Raja Malaysia Rapat Darurat dengan 9 Sultan Tentukan PM Baru

Raja Malaysia menggelar rapat khusus dengan sembilan sultan yang memimpin negara bagian di Negeri Jiran soal penunjukan PM baru setelah hasil pemilu mentok.


Jakarta, CNNIndonesia

Raja Malaysia Al-Sultan Abdullah mengadakan pertemuan dengan sembilan sultan yang memimpin negara bagian masing-masing pada Kamis (24/11) untuk mencari “bulan sabit” terkait penunjukan tersebut. Perdana Menteri hanya terjebak.

Pertemuan ini berlangsung setelah Raja Abdullah masih belum bisa memutuskan siapa yang akan menjadi PM baru meski bertemu dengan pimpinan dua partai koalisi terbesar dalam pemilihan umum, Anwar Ibrahim dan Muhyiddin Yassin, kemarin.

IKLAN

GULIR UNTUK LANJUTKAN KONTEN

“Setelah bertemu dengan perwakilan Barisan Nasional, Yang Mulia (Raja Abdullah) telah memberikan izin kepada Istana Negeri untuk mengusulkan pertemuan khusus para penguasa Melayu di Istana Negeri, besok, Kamis, 24 November 2022,” bunyi pernyataan dari Istana Negara dirilis di Facebook.

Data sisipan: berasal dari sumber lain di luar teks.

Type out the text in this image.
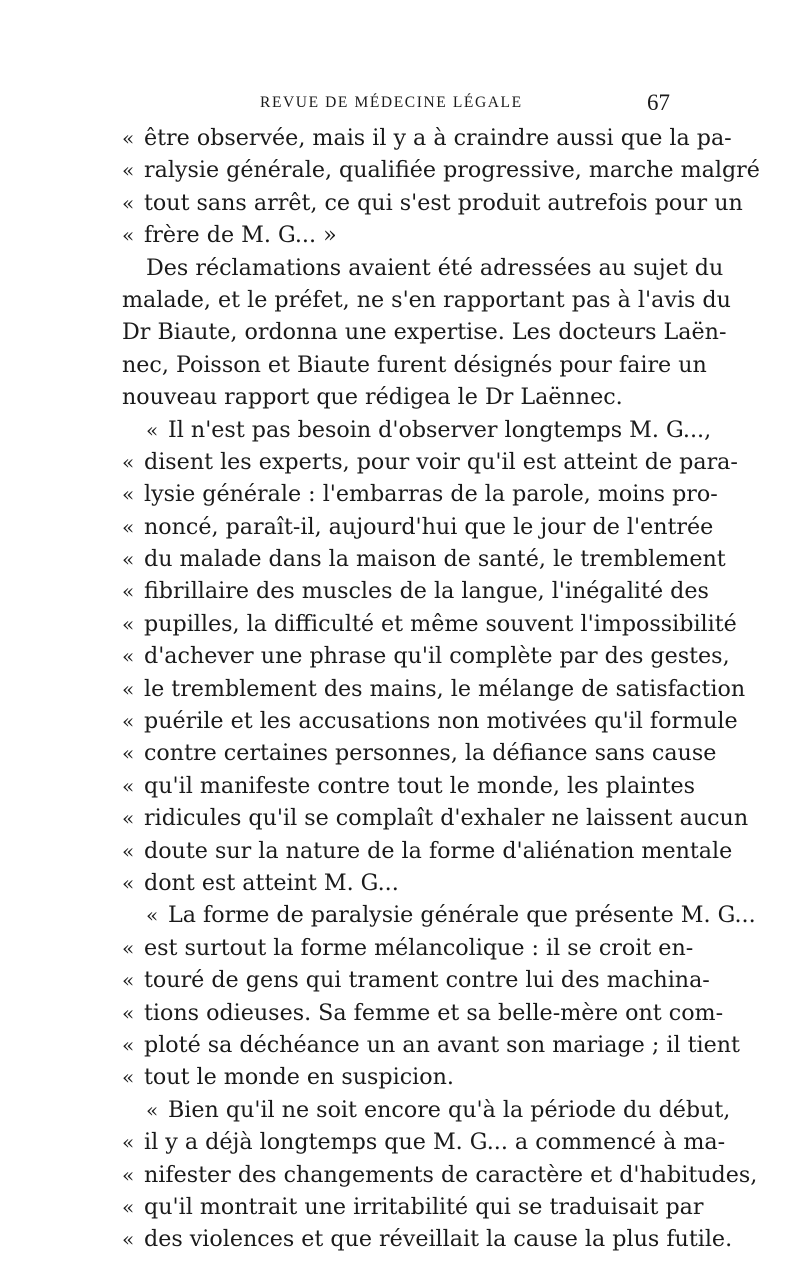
REVUE DE MÉDECINE LÉGALE	67
« être observée, mais il y a à craindre aussi que la pa-
« ralysie générale, qualifiée progressive, marche malgré
« tout sans arrêt, ce qui s'est produit autrefois pour un
« frère de M. G... »
Des réclamations avaient été adressées au sujet du
malade, et le préfet, ne s'en rapportant pas à l'avis du
Dr Biaute, ordonna une expertise. Les docteurs Laën-
nec, Poisson et Biaute furent désignés pour faire un
nouveau rapport que rédigea le Dr Laënnec.
« Il n'est pas besoin d'observer longtemps M. G...,
« disent les experts, pour voir qu'il est atteint de para-
« lysie générale : l'embarras de la parole, moins pro-
« noncé, paraît-il, aujourd'hui que le jour de l'entrée
« du malade dans la maison de santé, le tremblement
« fibrillaire des muscles de la langue, l'inégalité des
« pupilles, la difficulté et même souvent l'impossibilité
« d'achever une phrase qu'il complète par des gestes,
« le tremblement des mains, le mélange de satisfaction
« puérile et les accusations non motivées qu'il formule
« contre certaines personnes, la défiance sans cause
« qu'il manifeste contre tout le monde, les plaintes
« ridicules qu'il se complaît d'exhaler ne laissent aucun
« doute sur la nature de la forme d'aliénation mentale
« dont est atteint M. G...
« La forme de paralysie générale que présente M. G...
« est surtout la forme mélancolique : il se croit en-
« touré de gens qui trament contre lui des machina-
« tions odieuses. Sa femme et sa belle-mère ont com-
« ploté sa déchéance un an avant son mariage ; il tient
« tout le monde en suspicion.
« Bien qu'il ne soit encore qu'à la période du début,
« il y a déjà longtemps que M. G... a commencé à ma-
« nifester des changements de caractère et d'habitudes,
« qu'il montrait une irritabilité qui se traduisait par
« des violences et que réveillait la cause la plus futile.
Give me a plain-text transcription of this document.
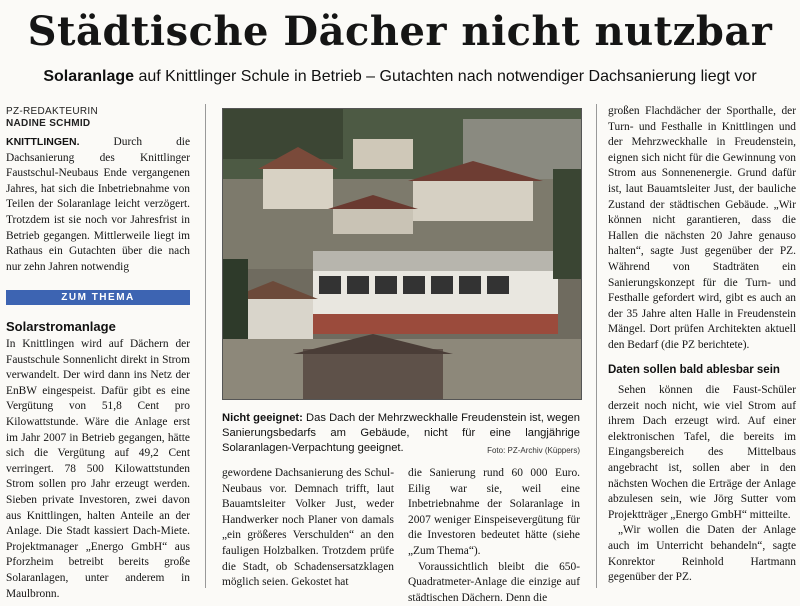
Städtische Dächer nicht nutzbar
Solaranlage auf Knittlinger Schule in Betrieb – Gutachten nach notwendiger Dachsanierung liegt vor
PZ-REDAKTEURIN
NADINE SCHMID

KNITTLINGEN. Durch die Dachsanierung des Knittlinger Faustschul-Neubaus Ende vergangenen Jahres, hat sich die Inbetriebnahme von Teilen der Solaranlage leicht verzögert. Trotzdem ist sie noch vor Jahresfrist in Betrieb gegangen. Mittlerweile liegt im Rathaus ein Gutachten über die nach nur zehn Jahren notwendig

ZUM THEMA
Solarstromanlage
In Knittlingen wird auf Dächern der Faustschule Sonnenlicht direkt in Strom verwandelt. Der wird dann ins Netz der EnBW eingespeist. Dafür gibt es eine Vergütung von 51,8 Cent pro Kilowattstunde. Wäre die Anlage erst im Jahr 2007 in Betrieb gegangen, hätte sich die Vergütung auf 49,2 Cent verringert. 78 500 Kilowattstunden Strom sollen pro Jahr erzeugt werden. Sieben private Investoren, zwei davon aus Knittlingen, halten Anteile an der Anlage. Die Stadt kassiert Dach-Miete. Projektmanager „Energo GmbH“ aus Pforzheim betreibt bereits große Solaranlagen, unter anderem in Maulbronn.
Nicht geeignet: Das Dach der Mehrzweckhalle Freudenstein ist, wegen Sanierungsbedarfs am Gebäude, nicht für eine langjährige Solaranlagen-Verpachtung geeignet.	Foto: PZ-Archiv (Küppers)
gewordene Dachsanierung des Schul-Neubaus vor. Demnach trifft, laut Bauamtsleiter Volker Just, weder Handwerker noch Planer von damals „ein größeres Verschulden“ an den fauligen Holzbalken. Trotzdem prüfe die Stadt, ob Schadensersatzklagen möglich seien. Gekostet hat

die Sanierung rund 60 000 Euro. Eilig war sie, weil eine Inbetriebnahme der Solaranlage in 2007 weniger Einspeisevergütung für die Investoren bedeutet hätte (siehe „Zum Thema“).

Voraussichtlich bleibt die 650-Quadratmeter-Anlage die einzige auf städtischen Dächern. Denn die

großen Flachdächer der Sporthalle, der Turn- und Festhalle in Knittlingen und der Mehrzweckhalle in Freudenstein, eignen sich nicht für die Gewinnung von Strom aus Sonnenenergie. Grund dafür ist, laut Bauamtsleiter Just, der bauliche Zustand der städtischen Gebäude. „Wir können nicht garantieren, dass die Hallen die nächsten 20 Jahre genauso halten“, sagte Just gegenüber der PZ. Während von Stadträten ein Sanierungskonzept für die Turn- und Festhalle gefordert wird, gibt es auch an der 35 Jahre alten Halle in Freudenstein Mängel. Dort prüfen Architekten aktuell den Bedarf (die PZ berichtete).
Daten sollen bald ablesbar sein

Sehen können die Faust-Schüler derzeit noch nicht, wie viel Strom auf ihrem Dach erzeugt wird. Auf einer elektronischen Tafel, die bereits im Eingangsbereich des Mittelbaus angebracht ist, sollen aber in den nächsten Wochen die Erträge der Anlage abzulesen sein, wie Jörg Sutter vom Projektträger „Energo GmbH“ mitteilte.

„Wir wollen die Daten der Anlage auch im Unterricht behandeln“, sagte Konrektor Reinhold Hartmann gegenüber der PZ.
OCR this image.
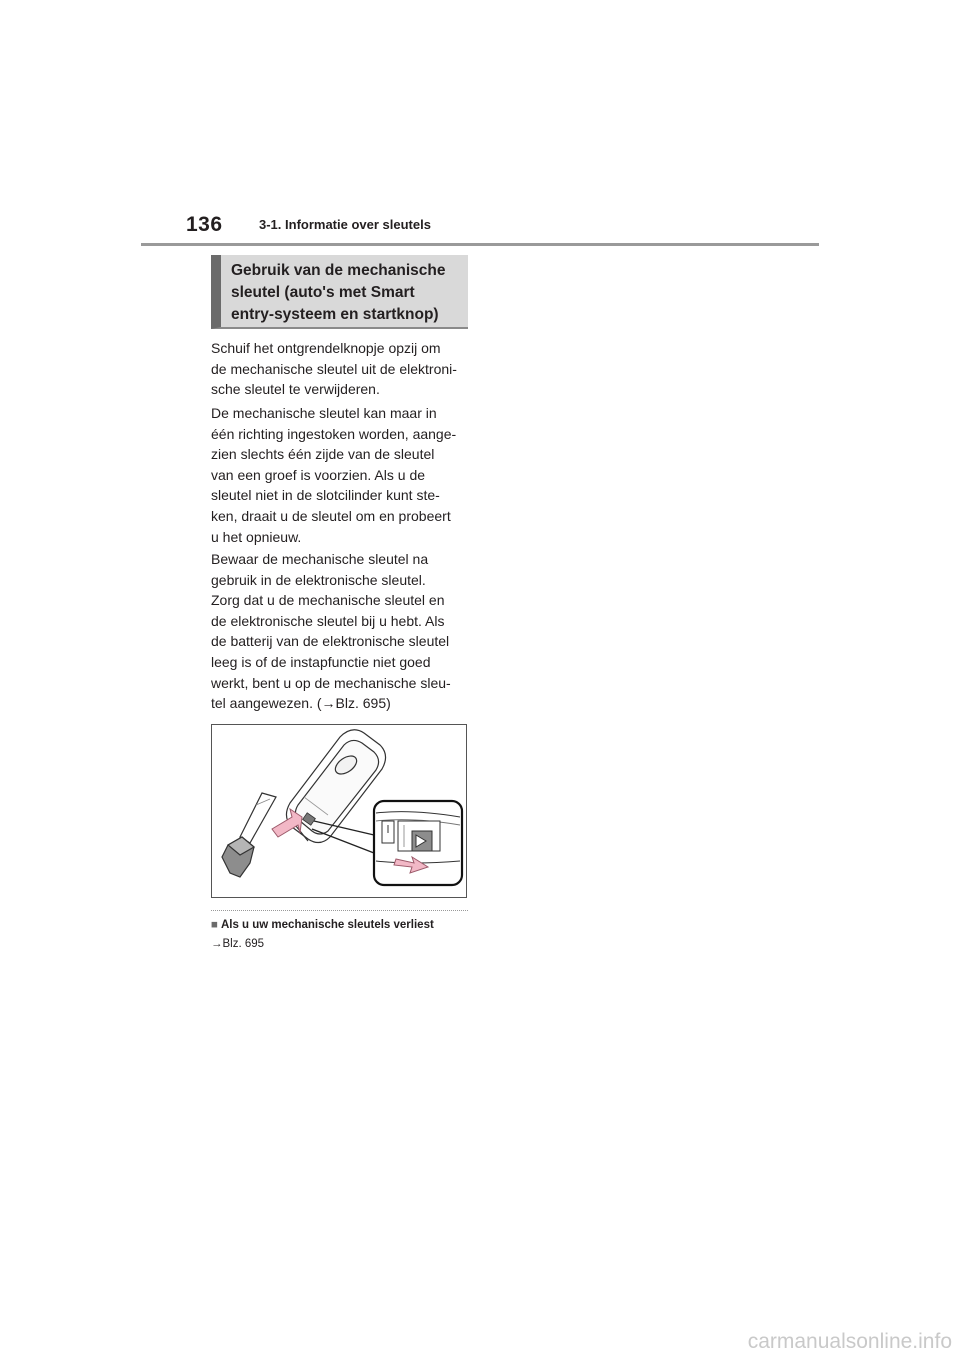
136	3-1. Informatie over sleutels
Gebruik van de mechanische
sleutel (auto's met Smart
entry-systeem en startknop)
Schuif het ontgrendelknopje opzij om
de mechanische sleutel uit de elektroni-
sche sleutel te verwijderen.
De mechanische sleutel kan maar in
één richting ingestoken worden, aange-
zien slechts één zijde van de sleutel
van een groef is voorzien. Als u de
sleutel niet in de slotcilinder kunt ste-
ken, draait u de sleutel om en probeert
u het opnieuw.
Bewaar de mechanische sleutel na
gebruik in de elektronische sleutel.
Zorg dat u de mechanische sleutel en
de elektronische sleutel bij u hebt. Als
de batterij van de elektronische sleutel
leeg is of de instapfunctie niet goed
werkt, bent u op de mechanische sleu-
tel aangewezen. (→Blz. 695)
■ Als u uw mechanische sleutels verliest
→Blz. 695
carmanualsonline.info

Pertemuan raja-raja Malaysia akan berlangsung besok sekitar pukul 10.30 waktu setempat dan diperkirakan berlangsung selama tiga jam. Sumber dari Istana Negara menganggap pertemuan ini penting dan akan menentukan keputusan akhir terkait penunjukan perdana menteri.

[Gambas:Video CNN]

Hari ini, Raja Malaysia memanggil semua afiliasi Barisan Nasional di parlemen untuk membantu menemukan solusi untuk menunjuk PM baru. Pasalnya, hasil pemilu akhir pekan lalu menunjukkan tidak ada satu pun koalisi partai yang berhasil memperoleh ambang batas minimal suara untuk membentuk pemerintahan.

Berdasarkan hasil pemilu, koalisi Anwar, Pakatan Harapan (PH), meraih suara terbanyak, 82 kursi. Namun, jumlah ini tidak cukup untuk mencapai mayoritas.

Sedangkan koalisi pendukung Muhyiddin, Perikatan Nasional (PN), hanya mendapat 73 kursi. Dia pernah mengklaim mendapat dukungan dari dua kubu politik yang lebih kecil dari Sabah dan Sarawak.

Bahkan dengan dukungan Sabah dan Sarawak, kursi yang diraih koalisi Muhyiddin hanya 101. Jumlah itu belum mencapai ambang batas.

Menurut konstitusi Malaysia, untuk membentuk kabinet, sebuah partai atau koalisi membutuhkan setidaknya 112 suara dari total 222 kursi parlemen. Pemegang mayoritas ini memiliki hak untuk mencalonkan seorang calon PM kepada raja.

Faktanya, Raja Abdullah telah dua kali memperpanjang tenggat waktu bagi Anwar dan Muhyiddin untuk mendapatkan dukungan minimum yang dibutuhkan salah satu koalisi mereka untuk membentuk pemerintahan baru.

Raja Abdullah juga mencoba membentuk pemerintahan persatuan yang terdiri dari dua koalisi yang bertikai, tetapi Muhyiddin menolaknya.

Konferensi sultan Malaysia juga akan berlangsung pada Senin (28/11).